AI for diagnostic imaging, active perception and data during crises
On Thursday, June 17, 2021, the fifth edition of the TAISIG Talks took place. TAISIG is the Tilburg University Artificial Intelligence Special Interest Group: a research community committed to Artificial Intelligence (AI). Sharon Ong, Yash Satsangi and Kenny Meesters shared their insights.
Improving patient care with AI for diagnostic imaging
Dr. Sharon Ong is assistant professor at the department of Cognitive Science and Artificial Intelligence. In her talk she argues for the need and usefulness of AI in clinical decision making. Hospitals gather much data by issuing medical tests and examinations such as X-rays and CT Scans. Manually checking and analyzing this data is time consuming. AI can reduce the time used to analyze data and improve the quality of the decision made by medical experts. Sharon gives three examples of successful use of AI in diagnostic imaging. The first project is on fracture detection in scaphoids using X-ray images. The second project is on prediction of cognitive outcomes for a patient, using the MRI and clinical variables. The final project is on the detection of osteolytic bone lesions in patients with multiple myeloma by using CT scans.
Challenges of active perception
Yash Satsangi discusses the challenges posed by active perception and how planning and learning algorithms can help tackle these challenges. Sensor selection is an active perception task. This takes place for example when an algorithm of a multi-camera surveillance system needs to decide on the allocation of scarce resources such as computational power. To fulfil this task the agent needs the ability to model the partial observability, reason about the consequences of a decision, associate objective value to its estimate of uncertainty, be able to deal with a combinatorial action space and learn from its past actions. These challenges are addressed with a combination of different approaches. Yash elaborates on three of these approaches: decision-theoretic planning, submodularity and deep anticipatory networks (DAN).
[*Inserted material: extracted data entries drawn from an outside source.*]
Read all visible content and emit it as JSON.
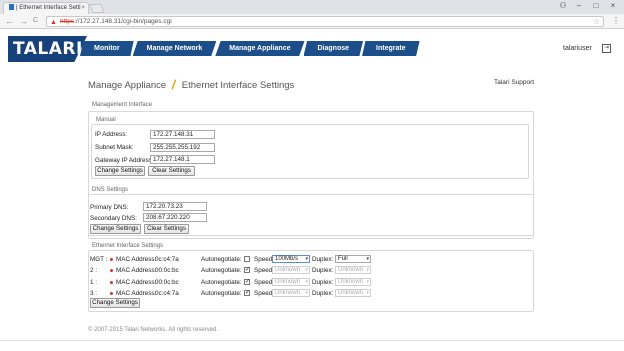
{
  "browser": {
    "tab_title": "| Ethernet Interface Setti",
    "tab_close": "×",
    "url_scheme": "https",
    "url_rest": "://172.27.148.31/cgi-bin/pages.cgi",
    "back": "←",
    "forward": "→",
    "reload": "C",
    "warn_icon": "▲",
    "star_icon": "☆",
    "menu_icon": "⋮",
    "win_user": "⚇",
    "win_min": "–",
    "win_max": "□",
    "win_close": "×"
  },
  "app": {
    "logo": "TALARI",
    "nav": [
      "Monitor",
      "Manage Network",
      "Manage Appliance",
      "Diagnose",
      "Integrate"
    ],
    "user": "talariuser",
    "logout_icon": "⇥"
  },
  "page": {
    "title_left": "Manage Appliance",
    "title_sep": "/",
    "title_right": "Ethernet Interface Settings",
    "support": "Talari Support"
  },
  "mgmt": {
    "title": "Management Interface",
    "manual": {
      "title": "Manual",
      "ip_label": "IP Address:",
      "ip_value": "172.27.148.31",
      "mask_label": "Subnet Mask:",
      "mask_value": "255.255.255.192",
      "gw_label": "Gateway IP Address:",
      "gw_value": "172.27.148.1",
      "change_btn": "Change Settings",
      "clear_btn": "Clear Settings"
    },
    "dns": {
      "title": "DNS Settings",
      "primary_label": "Primary DNS:",
      "primary_value": "172.20.73.23",
      "secondary_label": "Secondary DNS:",
      "secondary_value": "208.67.220.220",
      "change_btn": "Change Settings",
      "clear_btn": "Clear Settings"
    }
  },
  "eth": {
    "title": "Ethernet Interface Settings",
    "mac_label": "MAC Address:",
    "auto_label": "Autonegotiate:",
    "speed_label": "Speed:",
    "duplex_label": "Duplex:",
    "check_mark": "✓",
    "select_arrow": "▾",
    "rows": [
      {
        "port": "MGT :",
        "mac": "0c:c4:7a",
        "auto": false,
        "speed": "100Mb/s",
        "duplex": "Full"
      },
      {
        "port": "2 :",
        "mac": "00:0c:bc",
        "auto": true,
        "speed": "Unknown",
        "duplex": "Unknown"
      },
      {
        "port": "1 :",
        "mac": "00:0c:bc",
        "auto": true,
        "speed": "Unknown",
        "duplex": "Unknown"
      },
      {
        "port": "3 :",
        "mac": "0c:c4:7a",
        "auto": true,
        "speed": "Unknown",
        "duplex": "Unknown"
      }
    ],
    "change_btn": "Change Settings"
  },
  "footer": "© 2007-2015 Talari Networks. All rights reserved."
}
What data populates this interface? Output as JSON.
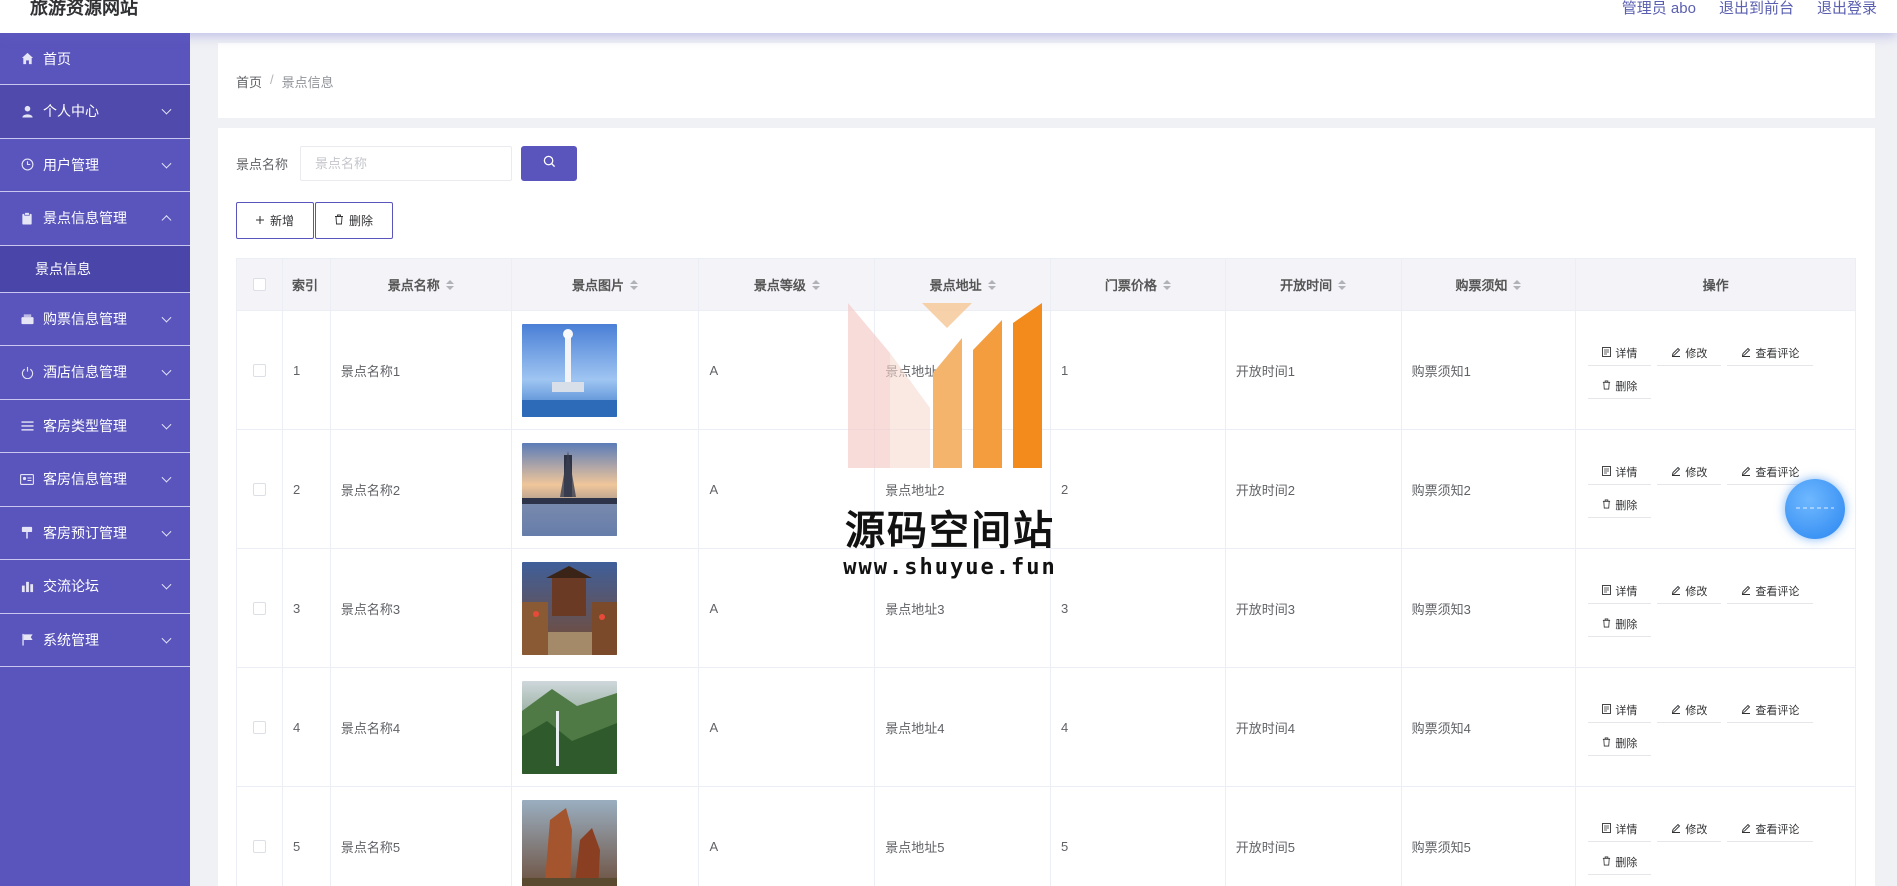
{
  "header": {
    "site_title": "旅游资源网站",
    "admin_label": "管理员 abo",
    "frontend_link": "退出到前台",
    "logout_link": "退出登录"
  },
  "sidebar": {
    "items": [
      {
        "label": "首页",
        "icon": "home-icon"
      },
      {
        "label": "个人中心",
        "icon": "user-icon"
      },
      {
        "label": "用户管理",
        "icon": "clock-icon"
      },
      {
        "label": "景点信息管理",
        "icon": "clipboard-icon"
      },
      {
        "label": "购票信息管理",
        "icon": "ticket-icon"
      },
      {
        "label": "酒店信息管理",
        "icon": "power-icon"
      },
      {
        "label": "客房类型管理",
        "icon": "list-icon"
      },
      {
        "label": "客房信息管理",
        "icon": "card-icon"
      },
      {
        "label": "客房预订管理",
        "icon": "sign-icon"
      },
      {
        "label": "交流论坛",
        "icon": "chart-icon"
      },
      {
        "label": "系统管理",
        "icon": "flag-icon"
      }
    ],
    "sub_item": "景点信息"
  },
  "breadcrumb": {
    "home": "首页",
    "separator": "/",
    "current": "景点信息"
  },
  "search": {
    "label": "景点名称",
    "placeholder": "景点名称"
  },
  "actions": {
    "add_label": "新增",
    "delete_label": "删除"
  },
  "table": {
    "columns": [
      "索引",
      "景点名称",
      "景点图片",
      "景点等级",
      "景点地址",
      "门票价格",
      "开放时间",
      "购票须知",
      "操作"
    ],
    "rows": [
      {
        "index": "1",
        "name": "景点名称1",
        "level": "A",
        "address": "景点地址1",
        "price": "1",
        "open_time": "开放时间1",
        "notice": "购票须知1"
      },
      {
        "index": "2",
        "name": "景点名称2",
        "level": "A",
        "address": "景点地址2",
        "price": "2",
        "open_time": "开放时间2",
        "notice": "购票须知2"
      },
      {
        "index": "3",
        "name": "景点名称3",
        "level": "A",
        "address": "景点地址3",
        "price": "3",
        "open_time": "开放时间3",
        "notice": "购票须知3"
      },
      {
        "index": "4",
        "name": "景点名称4",
        "level": "A",
        "address": "景点地址4",
        "price": "4",
        "open_time": "开放时间4",
        "notice": "购票须知4"
      },
      {
        "index": "5",
        "name": "景点名称5",
        "level": "A",
        "address": "景点地址5",
        "price": "5",
        "open_time": "开放时间5",
        "notice": "购票须知5"
      }
    ],
    "op_labels": {
      "detail": "详情",
      "edit": "修改",
      "comments": "查看评论",
      "delete": "删除"
    }
  },
  "watermark": {
    "title": "源码空间站",
    "url": "www.shuyue.fun"
  },
  "colors": {
    "primary": "#5a55bd",
    "sidebar_bg": "#5a55bd",
    "watermark_orange": "#f28a1c",
    "float_button": "#2a86f0"
  }
}
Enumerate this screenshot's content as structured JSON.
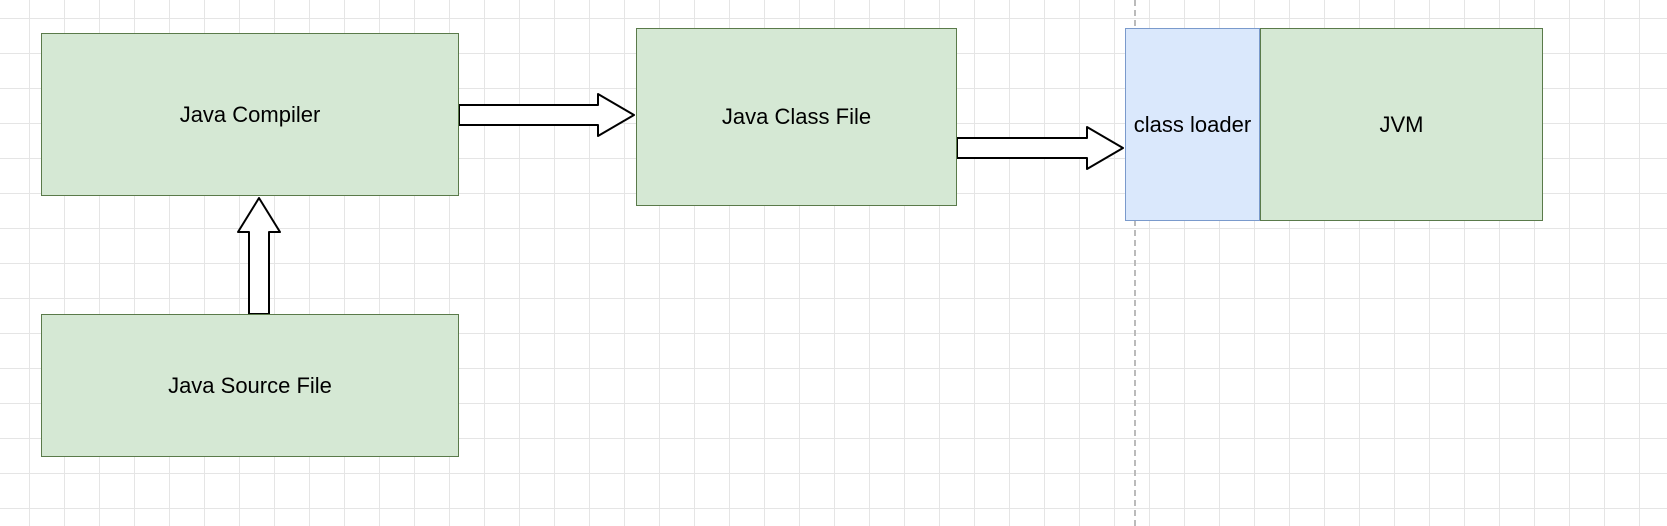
{
  "diagram": {
    "boxes": {
      "java_compiler": "Java Compiler",
      "java_source_file": "Java Source File",
      "java_class_file": "Java Class File",
      "class_loader": "class loader",
      "jvm": "JVM"
    },
    "colors": {
      "green_fill": "#d5e8d4",
      "green_border": "#5a7a4a",
      "blue_fill": "#dae8fc",
      "blue_border": "#7a9acc",
      "grid": "#e5e5e5",
      "dashed": "#bbb"
    }
  }
}
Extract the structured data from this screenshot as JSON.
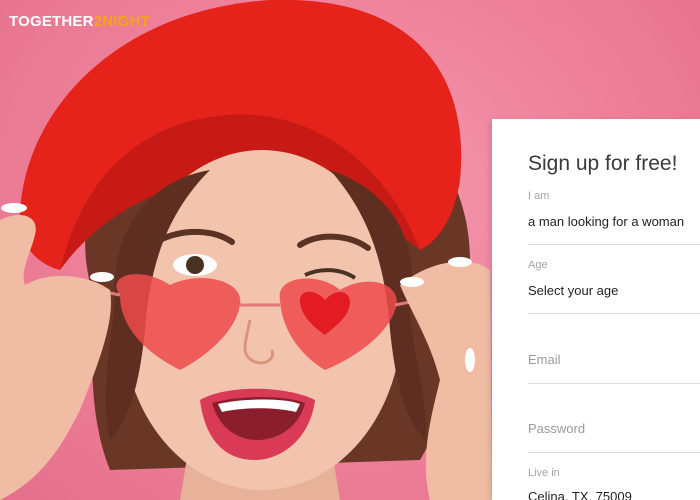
{
  "brand": {
    "part1": "TOGETHER",
    "part2": "2NIGHT"
  },
  "signup": {
    "title": "Sign up for free!",
    "iam": {
      "label": "I am",
      "value": "a man looking for a woman"
    },
    "age": {
      "label": "Age",
      "value": "Select your age"
    },
    "email": {
      "placeholder": "Email"
    },
    "password": {
      "placeholder": "Password"
    },
    "live_in": {
      "label": "Live in",
      "value": "Celina, TX, 75009"
    }
  },
  "colors": {
    "accent": "#f7a21b",
    "background": "#ee8099",
    "hat": "#e5231b",
    "card": "#ffffff"
  }
}
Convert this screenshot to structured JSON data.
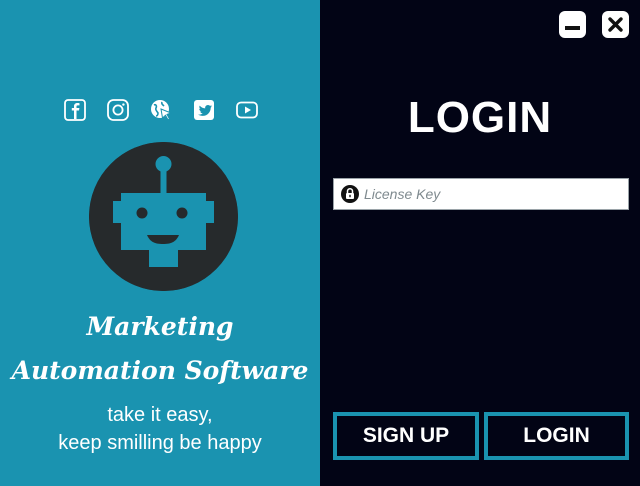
{
  "brand": {
    "line1": "Marketing",
    "line2": "Automation Software",
    "tagline1": "take it easy,",
    "tagline2": "keep smilling be happy"
  },
  "social": [
    {
      "icon": "facebook-icon"
    },
    {
      "icon": "instagram-icon"
    },
    {
      "icon": "website-icon"
    },
    {
      "icon": "twitter-icon"
    },
    {
      "icon": "youtube-icon"
    }
  ],
  "login": {
    "title": "LOGIN",
    "license_placeholder": "License Key",
    "license_value": "",
    "signup_label": "SIGN UP",
    "login_label": "LOGIN"
  },
  "colors": {
    "left_panel": "#1a93b0",
    "right_panel": "#020415",
    "accent": "#1a93b0"
  }
}
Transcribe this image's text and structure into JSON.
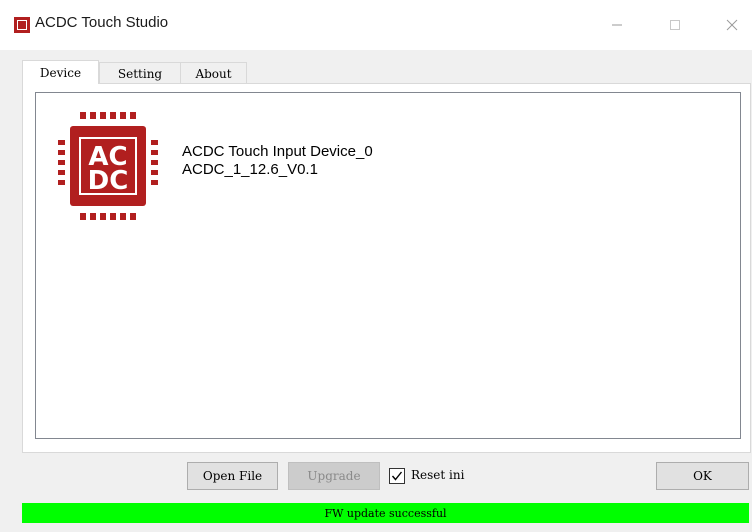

Making sense from data during crises
Drs.ing. Kenny Meesters specializes in information management during crises. Together with a team of his students, he was part of the National Operational Team Corona. They were responsible for structuring and analyzing the data around Covid-19 in the early stages. Kenny explains that in order to make good decisions, the decision maker needs all the relevant information and the ability to predict events and consequences of actions. When a disaster happens, these two requirements are not present. Data comes in as isolated signals, which need to be structured and organized in order to be useful. In his talk he presents how he and his team handled this and what needs to be considered when it comes to data, technologies, organizations and people.